AI errors, particularly errors from generative chatbots, are especially concerning because these tools are particularly good at getting us to trust them. Garry, Kenkel, & Foster (2024) outlined how we decide how real or true something is, a process called reality monitoring (10). When we decide how real or true a piece of information is, we tend to rely on heuristics – does that sound familiar? Was the source confident? We can also rely on more effortful processing to determine the truthfulness of information; analyzing logic, checking sources, etc. Garry et al., highlight several ways in which chatbots exploit reality monitoring to seem more trustworthy. First, the conversational way in which people engage with chatbots help to imbue it with person-like characteristics. Second, chatbots often pause when the model is processing the request. ChatGPT will explain that it is “thinking”, “translating the problem”, “defining variables”, “figuring out equations”, and then “adjusting the calculations”. All of this gives the impression that ChatGPT is giving you a slow and deliberate answer. Third, unlike experts who tend to focus on the nuance of their field, chatbots give precise and definitive answers, which people tend to interpret as confidence in credible and accurate answers. All of these make it feel like we are interacting with a trustworthy source, our own personal assistant. It can be tempting, then, for people to think of AI as more objective and perhaps even more credible than expert sources (9).

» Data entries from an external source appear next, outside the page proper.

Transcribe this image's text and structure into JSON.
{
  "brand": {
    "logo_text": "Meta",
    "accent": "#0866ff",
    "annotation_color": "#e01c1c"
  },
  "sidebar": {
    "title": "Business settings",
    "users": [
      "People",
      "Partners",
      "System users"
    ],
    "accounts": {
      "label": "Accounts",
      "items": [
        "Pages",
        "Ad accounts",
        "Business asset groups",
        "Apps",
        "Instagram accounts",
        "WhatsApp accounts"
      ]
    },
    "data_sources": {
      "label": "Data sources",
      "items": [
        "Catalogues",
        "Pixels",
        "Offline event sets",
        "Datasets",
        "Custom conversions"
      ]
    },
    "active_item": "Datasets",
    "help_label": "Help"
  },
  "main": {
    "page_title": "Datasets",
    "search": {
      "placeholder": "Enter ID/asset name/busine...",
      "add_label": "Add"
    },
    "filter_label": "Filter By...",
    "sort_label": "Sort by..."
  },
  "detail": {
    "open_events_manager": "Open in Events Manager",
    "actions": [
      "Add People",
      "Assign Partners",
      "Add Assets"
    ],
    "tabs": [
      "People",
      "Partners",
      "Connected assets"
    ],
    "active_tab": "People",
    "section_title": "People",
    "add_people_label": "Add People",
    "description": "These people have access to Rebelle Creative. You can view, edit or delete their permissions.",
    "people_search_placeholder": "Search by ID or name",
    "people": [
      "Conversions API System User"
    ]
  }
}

Perhaps the biggest concern I have about using AI as a tool for learning is that it has the potential to remove deliberate practice for learners. In the main article that I’ve covered here, Imundo and colleagues largely assumed a good-faith engagement with AI (2). They highlighted ways in which purpose-built and supervised AI tools might used, with supervision, to improve learning or practice. As I noted above, this is very different from how I hear AI being used in education. My friends who teach in K-12 and my colleagues who teach at the university level are not dealing with an influx of targeted, specific AI models that students are using. They’re dealing with students using ChatGPT to outline, refine, and some times just wholesale write papers and complete assignments. I’ve noted at the top of each of these posts that, to the best of my knowledge, I have not used generative AI to write this post. As I edit this in Squarespace an AI tool in the editing pane (next to where I can choose my font and heading style) is constantly flashing. When I searched for articles to explain AI, an AI overview was the first thing to appear. I do most of my writing in Google Docs and it occasionally gives me a little popup asking if I want to try their AI tool, Gemini. It is, frankly, almost harder to not use generative AI at this point. If students are using AI for everything it’s at least in some part because AI is everywhere.